In the past several weeks, government data has shown that inflation remains stubbornly above the Fed’s 2 per cent target and that the economy is still growing robustly. Year-over-year inflation rose to 3.5 per cent in March, from 3.2 per cent in February. And a closely watched gauge of “core” prices, which exclude volatile food and energy, rose sharply for a third straight month.
As recently as December, Wall Street traders had priced in as many as six quarter-point rate cuts this year. Now they foresee only two rate cuts, with the first coming in September.
Powell’s comments followed a speech earlier on Tuesday by Fed vice chair Philip Jefferson, who also appeared to raise the prospect that the Fed would not carry out three cuts this year in its benchmark rate. The Fed’s rate stands at a 23-year high of 5.3 per cent after 11 rate hikes beginning two years ago.

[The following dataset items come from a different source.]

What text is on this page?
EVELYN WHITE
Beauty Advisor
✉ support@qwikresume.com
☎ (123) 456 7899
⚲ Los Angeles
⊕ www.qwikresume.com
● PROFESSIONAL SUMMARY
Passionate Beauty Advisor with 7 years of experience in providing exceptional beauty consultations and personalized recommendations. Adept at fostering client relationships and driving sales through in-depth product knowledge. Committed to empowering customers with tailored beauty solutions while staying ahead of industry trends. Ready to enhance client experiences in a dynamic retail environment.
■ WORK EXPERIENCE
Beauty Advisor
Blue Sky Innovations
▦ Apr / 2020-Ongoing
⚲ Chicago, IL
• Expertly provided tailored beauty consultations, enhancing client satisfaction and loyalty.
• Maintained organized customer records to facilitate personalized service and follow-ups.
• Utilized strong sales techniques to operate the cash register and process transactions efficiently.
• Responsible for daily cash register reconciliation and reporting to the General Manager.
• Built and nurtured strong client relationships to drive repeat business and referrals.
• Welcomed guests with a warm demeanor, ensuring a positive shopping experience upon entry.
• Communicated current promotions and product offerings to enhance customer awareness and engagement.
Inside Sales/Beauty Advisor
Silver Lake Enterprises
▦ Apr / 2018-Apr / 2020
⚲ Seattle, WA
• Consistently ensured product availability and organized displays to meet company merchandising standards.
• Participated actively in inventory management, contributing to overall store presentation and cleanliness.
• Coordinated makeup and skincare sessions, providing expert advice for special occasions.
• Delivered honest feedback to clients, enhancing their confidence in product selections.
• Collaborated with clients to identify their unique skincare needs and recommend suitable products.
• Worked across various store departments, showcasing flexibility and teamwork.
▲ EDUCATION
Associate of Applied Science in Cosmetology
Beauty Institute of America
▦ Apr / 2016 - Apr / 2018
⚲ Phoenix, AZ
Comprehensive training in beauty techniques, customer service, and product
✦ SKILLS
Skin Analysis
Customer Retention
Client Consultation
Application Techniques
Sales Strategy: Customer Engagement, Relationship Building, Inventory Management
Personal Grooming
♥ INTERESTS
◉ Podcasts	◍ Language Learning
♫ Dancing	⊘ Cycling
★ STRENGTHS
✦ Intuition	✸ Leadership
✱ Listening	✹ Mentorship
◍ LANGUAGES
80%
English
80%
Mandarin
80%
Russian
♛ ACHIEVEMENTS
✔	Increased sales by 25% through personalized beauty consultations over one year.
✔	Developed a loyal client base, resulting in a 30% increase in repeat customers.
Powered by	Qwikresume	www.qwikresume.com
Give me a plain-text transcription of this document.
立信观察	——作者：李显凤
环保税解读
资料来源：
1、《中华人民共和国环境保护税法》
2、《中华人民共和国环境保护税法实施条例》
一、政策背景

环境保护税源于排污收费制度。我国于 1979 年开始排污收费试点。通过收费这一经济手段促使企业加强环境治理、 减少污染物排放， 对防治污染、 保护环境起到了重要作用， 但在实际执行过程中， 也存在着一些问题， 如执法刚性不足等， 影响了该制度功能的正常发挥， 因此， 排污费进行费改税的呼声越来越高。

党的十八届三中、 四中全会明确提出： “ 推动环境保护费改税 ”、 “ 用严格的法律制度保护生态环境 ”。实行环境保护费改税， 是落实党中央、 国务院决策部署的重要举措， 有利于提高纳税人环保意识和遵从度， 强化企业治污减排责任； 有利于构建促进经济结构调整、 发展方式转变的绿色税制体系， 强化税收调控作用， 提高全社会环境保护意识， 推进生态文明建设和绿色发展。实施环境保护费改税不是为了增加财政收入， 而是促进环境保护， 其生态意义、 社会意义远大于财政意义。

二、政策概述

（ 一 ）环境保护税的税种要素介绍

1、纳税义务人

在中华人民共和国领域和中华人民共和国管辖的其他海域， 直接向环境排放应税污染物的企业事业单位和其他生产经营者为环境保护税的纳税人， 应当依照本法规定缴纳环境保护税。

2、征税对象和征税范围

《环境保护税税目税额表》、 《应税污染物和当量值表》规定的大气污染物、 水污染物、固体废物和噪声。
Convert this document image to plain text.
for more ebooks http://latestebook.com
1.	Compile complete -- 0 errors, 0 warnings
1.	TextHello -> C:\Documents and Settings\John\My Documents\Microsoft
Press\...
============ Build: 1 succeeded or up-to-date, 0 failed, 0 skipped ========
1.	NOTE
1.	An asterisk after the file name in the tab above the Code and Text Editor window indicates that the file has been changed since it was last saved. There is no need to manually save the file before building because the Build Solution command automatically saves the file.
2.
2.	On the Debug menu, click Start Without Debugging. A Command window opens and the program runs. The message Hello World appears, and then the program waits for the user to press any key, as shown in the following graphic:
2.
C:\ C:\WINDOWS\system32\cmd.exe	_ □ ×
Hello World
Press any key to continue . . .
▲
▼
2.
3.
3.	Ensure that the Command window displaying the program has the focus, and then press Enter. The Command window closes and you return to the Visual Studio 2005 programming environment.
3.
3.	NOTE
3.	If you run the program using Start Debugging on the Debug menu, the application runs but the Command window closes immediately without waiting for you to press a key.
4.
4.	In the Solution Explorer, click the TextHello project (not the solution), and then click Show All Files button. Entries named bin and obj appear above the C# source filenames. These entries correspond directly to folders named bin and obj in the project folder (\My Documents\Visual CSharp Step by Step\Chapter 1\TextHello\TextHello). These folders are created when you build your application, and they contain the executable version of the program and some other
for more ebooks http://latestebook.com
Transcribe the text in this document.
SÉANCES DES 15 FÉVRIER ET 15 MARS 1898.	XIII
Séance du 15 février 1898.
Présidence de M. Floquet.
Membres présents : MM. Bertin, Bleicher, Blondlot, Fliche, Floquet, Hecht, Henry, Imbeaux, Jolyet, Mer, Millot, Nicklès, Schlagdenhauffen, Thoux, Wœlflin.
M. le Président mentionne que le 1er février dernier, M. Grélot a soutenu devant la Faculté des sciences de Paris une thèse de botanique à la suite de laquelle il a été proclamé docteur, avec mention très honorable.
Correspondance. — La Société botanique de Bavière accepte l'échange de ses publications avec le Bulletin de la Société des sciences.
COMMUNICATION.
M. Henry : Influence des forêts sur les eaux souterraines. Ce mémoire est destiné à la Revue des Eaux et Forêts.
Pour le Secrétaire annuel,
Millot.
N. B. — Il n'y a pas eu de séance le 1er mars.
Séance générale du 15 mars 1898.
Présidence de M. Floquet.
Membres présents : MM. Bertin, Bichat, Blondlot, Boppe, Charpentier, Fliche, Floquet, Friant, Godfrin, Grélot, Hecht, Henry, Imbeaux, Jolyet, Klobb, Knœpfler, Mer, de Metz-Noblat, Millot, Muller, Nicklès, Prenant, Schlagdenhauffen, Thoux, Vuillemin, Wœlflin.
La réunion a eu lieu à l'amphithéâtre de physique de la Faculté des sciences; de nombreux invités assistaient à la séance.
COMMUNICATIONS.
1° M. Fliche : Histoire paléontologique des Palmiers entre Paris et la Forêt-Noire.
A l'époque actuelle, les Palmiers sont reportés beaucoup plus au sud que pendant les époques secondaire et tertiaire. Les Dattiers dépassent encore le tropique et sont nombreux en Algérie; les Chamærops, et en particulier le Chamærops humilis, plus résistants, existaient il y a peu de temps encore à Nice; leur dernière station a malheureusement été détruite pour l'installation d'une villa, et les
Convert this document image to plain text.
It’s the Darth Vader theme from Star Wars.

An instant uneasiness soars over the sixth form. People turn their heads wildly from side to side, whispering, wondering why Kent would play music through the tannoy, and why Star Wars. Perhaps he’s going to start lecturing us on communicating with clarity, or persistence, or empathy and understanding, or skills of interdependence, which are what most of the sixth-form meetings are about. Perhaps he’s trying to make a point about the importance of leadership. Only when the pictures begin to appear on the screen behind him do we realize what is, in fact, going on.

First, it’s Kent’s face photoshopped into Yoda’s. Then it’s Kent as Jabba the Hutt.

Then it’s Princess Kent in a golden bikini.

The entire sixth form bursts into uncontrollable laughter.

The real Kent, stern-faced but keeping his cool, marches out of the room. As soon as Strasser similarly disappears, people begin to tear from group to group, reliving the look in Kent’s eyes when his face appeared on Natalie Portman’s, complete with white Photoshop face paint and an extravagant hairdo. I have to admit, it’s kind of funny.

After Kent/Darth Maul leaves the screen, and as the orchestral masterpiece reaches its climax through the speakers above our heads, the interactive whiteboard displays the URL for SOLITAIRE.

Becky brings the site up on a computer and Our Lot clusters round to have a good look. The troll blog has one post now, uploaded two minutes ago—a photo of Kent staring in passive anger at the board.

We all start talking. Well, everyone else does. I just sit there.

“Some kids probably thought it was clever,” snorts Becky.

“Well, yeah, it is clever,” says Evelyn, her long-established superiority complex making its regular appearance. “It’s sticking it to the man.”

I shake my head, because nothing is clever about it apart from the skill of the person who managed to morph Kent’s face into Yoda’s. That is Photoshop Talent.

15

Jefferson said he expected inflation to continue to slow this year with the Fed’s key rate “held steady at its current level”. But he omitted a reference to the likelihood of future rate cuts that he had included in a speech in February.
Last month, Jefferson had said that should inflation keep slowing, “it will likely be appropriate” for the Fed to cut rates “at some point this year” — language that Powell has also used. Yet neither Powell nor Jefferson made any similar reference on Tuesday.
Instead, Powell said only that the Fed could reduce rates “should the labour market unexpectedly weaken”.
Fed officials have responded to recent reports that the economy remains strong and inflation is undesirably high by underscoring that they see little urgency to reduce their benchmark rate anytime soon.
On Monday, the government reported that retail sales jumped last month, the latest sign that robust job growth and higher stock prices and home values are fuelling solid household spending. Vigorous consumer spending can keep inflation elevated because it can lead some businesses to charge more, knowing that many people are able to pay higher prices.